Beruntung aku bisa mengutuk Max
Graetz, si empuh petromaks. Kau tahu Max, tidak ada cahaya yang bisa
mengalahkan cahaya mata Lail. Andai saja aku dan Lail menjadi bayi lebih dahulu
dari padamu Max. Tentu kau tidak akan laku dengan lampumu. Tapi sudahlah.
Petromaks agaknya aku harus terbiasa merindukanmu, karena kau yang
mengantarkanku tidur setiap malam. Membiarkanku menyaksikan laron berterbangan
disekelilingmu. Mengantarkan aku pada mata bercahaya Lail dalam khayal lain.
Aku sudah berhenti bertandang ke rumah Lail. Cukup melihat matanya dibawah
petromaks rumahku hingga pagi.
Jika aku dipaksa harus berpikir
sepanjang lapangan bola tentang hari yang paling sial dalam bauku, pasti hari
inilah harinya. Ibuku yang pagi-pagi pergi ke pasar, pulang-pulang sorenyanya
membawa jam dinding antik. Ukirannya cukup legam jika kulihat, ada bekas
terbakar dikakinya. Tapi kayu jati yang digarnis dengan parnis tersebut tidak
menyembunyikan kegagahannya. Ibu pulang membawa hadiah dari rumah kakek.
Kakekku yang meninggal dua hari lalu.
Jam itu ia taruh didekat dua kursi
rotan dibagian ruang rumahku. Disana ada meja bundar kecil dengan vas munggil
diatasnya. Ada Tv tua merek Sanyo milik
ayahku dari gaji pertamanya di Disperidag. Kali ini bolehlah kau menyebutnya
itu tempat tamu disunguhi teh racikan alami ibuku. Yah, bodohnya aku harus
menunjukimu kalau itu ruang tamu. Jam itu menambah sesak ruangan. Asal ibu
tidak memintanya diletakkan didepan pintu kamarku, aku sudah cukup bersyukur.
Terimahkasih bu, ide gilaku tidak kau terima.

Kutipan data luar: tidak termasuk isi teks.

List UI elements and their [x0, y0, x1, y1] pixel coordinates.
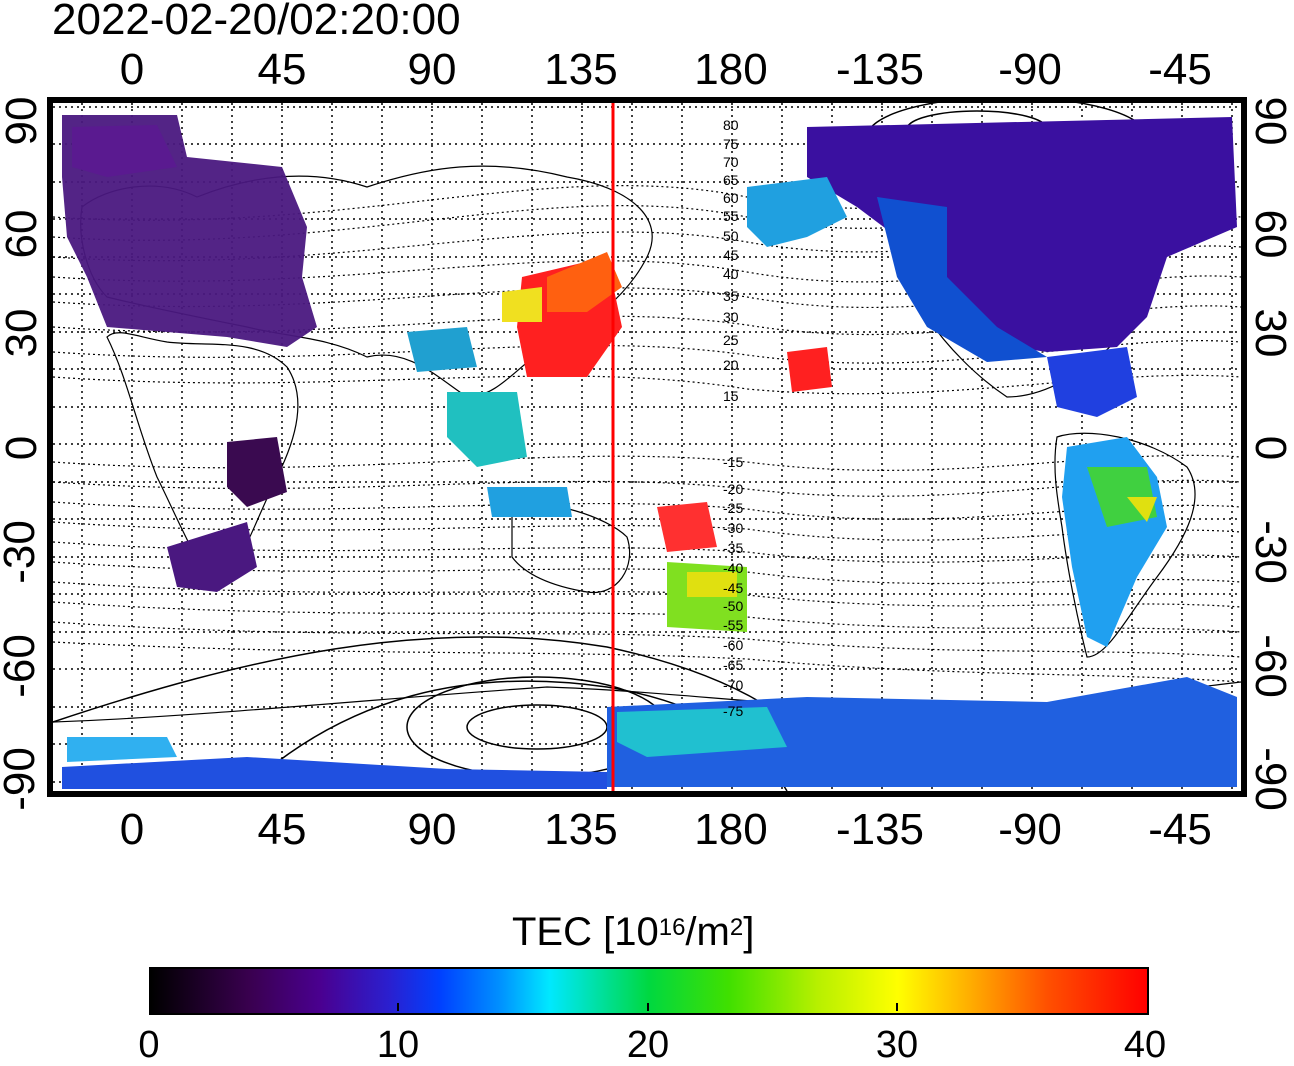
lat-tick-right-label: -90	[1246, 747, 1294, 811]
colorbar-tick	[397, 1003, 399, 1011]
timestamp-title: 2022-02-20/02:20:00	[52, 0, 461, 44]
mag-lat-label: -55	[723, 617, 743, 633]
colorbar-tick-label: 10	[376, 1024, 420, 1066]
colorbar-tick-label: 20	[626, 1024, 670, 1066]
lon-tick-top-label: 90	[407, 45, 457, 94]
mag-lat-label: 75	[723, 136, 739, 152]
mag-lat-label: -60	[723, 637, 743, 653]
mag-lat-label: 40	[723, 266, 739, 282]
mag-lat-label: 60	[723, 190, 739, 206]
colorbar-tick-label: 0	[138, 1024, 160, 1066]
lat-tick-right-label: 60	[1246, 209, 1294, 259]
lon-tick-top-label: -45	[1148, 45, 1212, 94]
lat-tick-left-label: 60	[0, 209, 46, 259]
left-scale-bar	[47, 97, 53, 797]
mag-lat-label: -50	[723, 598, 743, 614]
colorbar-title: TEC [1016/m2]	[512, 910, 754, 954]
lon-tick-top-label: 135	[544, 45, 618, 94]
lat-tick-left-label: -90	[0, 747, 44, 811]
right-scale-bar	[1241, 97, 1247, 797]
mag-lat-label: -45	[723, 580, 743, 596]
mag-lat-label: -75	[723, 703, 743, 719]
lat-tick-left-label: 0	[0, 435, 46, 461]
colorbar-tick-label: 30	[875, 1024, 919, 1066]
lon-tick-bottom-label: 0	[119, 805, 145, 854]
mag-lat-labels: 80 75 70 65 60 55 50 45 40 35 30 25 20 1…	[723, 117, 743, 719]
mag-lat-label: 15	[723, 388, 739, 404]
lat-tick-left-label: 90	[0, 96, 46, 146]
colorbar-title-suffix: ]	[743, 910, 755, 954]
tec-data-patches	[62, 115, 1237, 789]
mag-lat-label: 35	[723, 288, 739, 304]
lon-tick-bottom-label: -90	[998, 805, 1062, 854]
lat-tick-right-label: 0	[1246, 435, 1294, 461]
lon-tick-top-label: 45	[257, 45, 307, 94]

Pukul 12 malam, aku masih dibawah
peluk selimut kisut ku. Bersyukur jam itu tidak memotong waktuku dengan lelap
Lail. Aku memiliki jatah hingga pagi untuk bersama Lail. Jauh... tidak dibawah
lampu petromaks didepan rumahnya. Lail kita berjumpa dalam kelam malam, karena
cahaya matamu yang lahir dari ratusan bintang di rasi galaksi bima sakti. Oh,
agar tidak ada bintang utara yang hadir sedini ini.
Teng…. Teng…
Teng…!!!
Tiga cicak jatuh tengkurap diatas
selimutku, upaya dari terjun payung dari singasana langit atap rumahku. Tiga
kecoa genap menjadi empat setelah anak kesepulunya lahir dari istri keempat.
Tiga cahaya mata Lail mulai hilang dalam gelapku. Ulah tiga kali jam reot itu
berdentang, tepat pukul tiga dini hari. Saat itu tiga titik muncul dalam ingatanku.
Lail yang manis dengan tudung merahnya. Cahaya mata Lail. Dan bunyi dentang jam
dinding Lail dipukul 12 malam. Titik-titik yang menutup ingatanku. Dentang
perpisahan dengan Lail. Esok aku bangun pagi dengan Tari.